Abstract Body: Objectives: Bed transition times, i.e., the duration to enter and exit a bed, are key indicators of functional recovery in stroke survivors. These transitions provide insights into rehabilitation progress and may trigger intervention needs. Traditional methods rely on video recordings or manual observations, which can be intrusive or impractical for long-term home monitoring. This study evaluates the accuracy of a novel contactless and cameraless sensor in estimating bed transition times for stroke survivors.

Methods: We developed a contactless sensor system with a processing unit to estimate bed entry and exit times. The system uses low-power radio-frequency signals (similar frequency used in 5G smartphones) to capture reflections from a subject's body. It generates a bird's-eye-view of the environment from the reflected signals to identify the bed's geometry within the monitoring area. A time-domain signal cross-correlation module then isolates significant movement changes of the subject from a location to the bed and vice-versa, allowing estimation of bed entry and exit times. We compared the sensor's measurements with standard camera-based methods (Figures).

Results: Ten stroke survivors (mean age 62.4 years, standard deviation or SD = 11.8) with bed entry durations of 4.2 to 22.0 seconds and exit durations of 2.1 to 88.0 s, along with ten control subjects (mean age 31.6 years, SD = 17.7) with entry durations of 2.1 to 6.0 s and exit durations of 2.0 to 5.2 s, were evaluated. For stroke survivors, the contactless sensor showed a high correlation (R = 0.99) with camera-based measurements for both entry and exit durations, with mean errors of 0.93 ± 0.79 s for entry and 1.86 ± 1.61 s for exit. For control subjects, the correlation was moderate for entry (R = 0.82) and low for exit (R = 0.57), yet the sensor maintained low error margins, with mean errors of 0.65 ± 0.39 s for entry and 0.79 ± 0.55 s for exit. These results suggest the sensor is well-suited for accurately estimating bed transitions despite variability in durations.

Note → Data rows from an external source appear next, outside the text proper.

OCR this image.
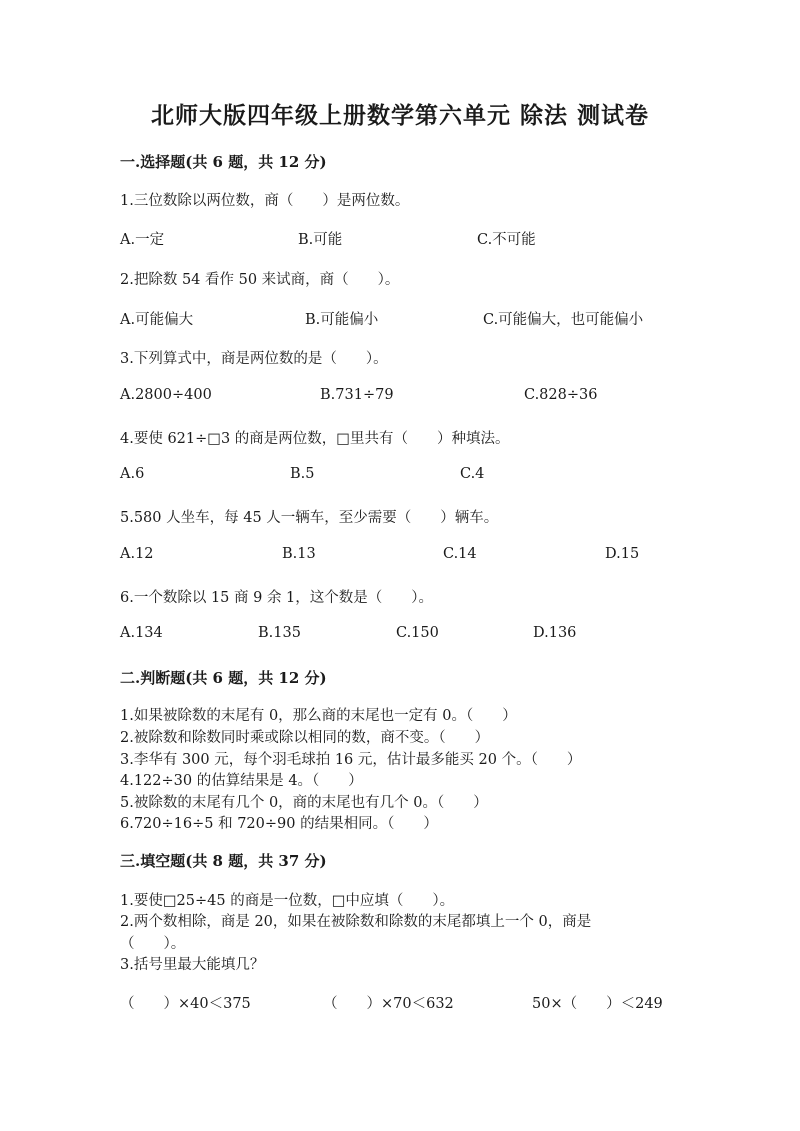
北师大版四年级上册数学第六单元 除法 测试卷
一.选择题(共 6 题，共 12 分)
1.三位数除以两位数，商（　　）是两位数。
A.一定	B.可能	C.不可能
2.把除数 54 看作 50 来试商，商（　　）。
A.可能偏大	B.可能偏小	C.可能偏大，也可能偏小
3.下列算式中，商是两位数的是（　　）。
A.2800÷400	B.731÷79	C.828÷36
4.要使 621÷□3 的商是两位数，□里共有（　　）种填法。
A.6	B.5	C.4
5.580 人坐车，每 45 人一辆车，至少需要（　　）辆车。
A.12	B.13	C.14	D.15
6.一个数除以 15 商 9 余 1，这个数是（　　）。
A.134	B.135	C.150	D.136
二.判断题(共 6 题，共 12 分)
1.如果被除数的末尾有 0，那么商的末尾也一定有 0。（　　）
2.被除数和除数同时乘或除以相同的数，商不变。（　　）
3.李华有 300 元，每个羽毛球拍 16 元，估计最多能买 20 个。（　　）
4.122÷30 的估算结果是 4。（　　）
5.被除数的末尾有几个 0，商的末尾也有几个 0。（　　）
6.720÷16÷5 和 720÷90 的结果相同。（　　）
三.填空题(共 8 题，共 37 分)
1.要使□25÷45 的商是一位数，□中应填（　　）。
2.两个数相除，商是 20，如果在被除数和除数的末尾都填上一个 0，商是
（　　）。
3.括号里最大能填几？
（　　）×40＜375	（　　）×70＜632	50×（　　）＜249
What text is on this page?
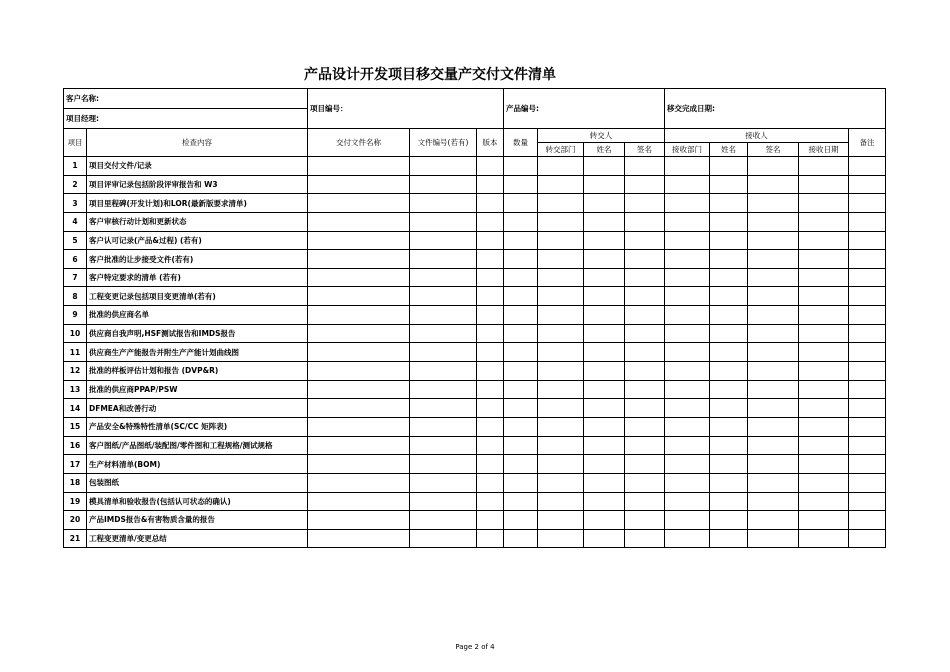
产品设计开发项目移交量产交付文件清单
客户名称:		项目编号：			产品编号:				移交完成日期:				
项目经理:													
项目	检查内容	交付文件名称	文件编号(若有)	版本	数量	转交人			接收人				备注
						转交部门	姓名	签名	接收部门	姓名	签名	接收日期	
1	项目交付文件/记录												
2	项目评审记录包括阶段评审报告和 W3												
3	项目里程碑(开发计划)和LOR(最新版要求清单)												
4	客户审核行动计划和更新状态												
5	客户认可记录(产品&过程) (若有)												
6	客户批准的让步接受文件(若有)												
7	客户特定要求的清单 (若有)												
8	工程变更记录包括项目变更清单(若有)												
9	批准的供应商名单												
10	供应商自我声明,HSF测试报告和IMDS报告												
11	供应商生产产能报告并附生产产能计划曲线图												
12	批准的样板评估计划和报告 (DVP&R)												
13	批准的供应商PPAP/PSW												
14	DFMEA和改善行动												
15	产品安全&特殊特性清单(SC/CC 矩阵表)												
16	客户图纸/产品图纸/装配图/零件图和工程规格/测试规格												
17	生产材料清单(BOM)												
18	包装图纸												
19	模具清单和验收报告(包括认可状态的确认)												
20	产品IMDS报告&有害物质含量的报告												
21	工程变更清单/变更总结												
Page 2 of 4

Conclusions: This contactless sensor offers a viable alternative to camera-based monitoring for tracking bed transition times in stroke survivors. Its accuracy in detecting varying entry and exit durations highlights its potential for integration into home-based stroke rehabilitation. This sensor could improve stroke recovery management by providing continuous, real-time patient mobility data, enabling proactive interventions.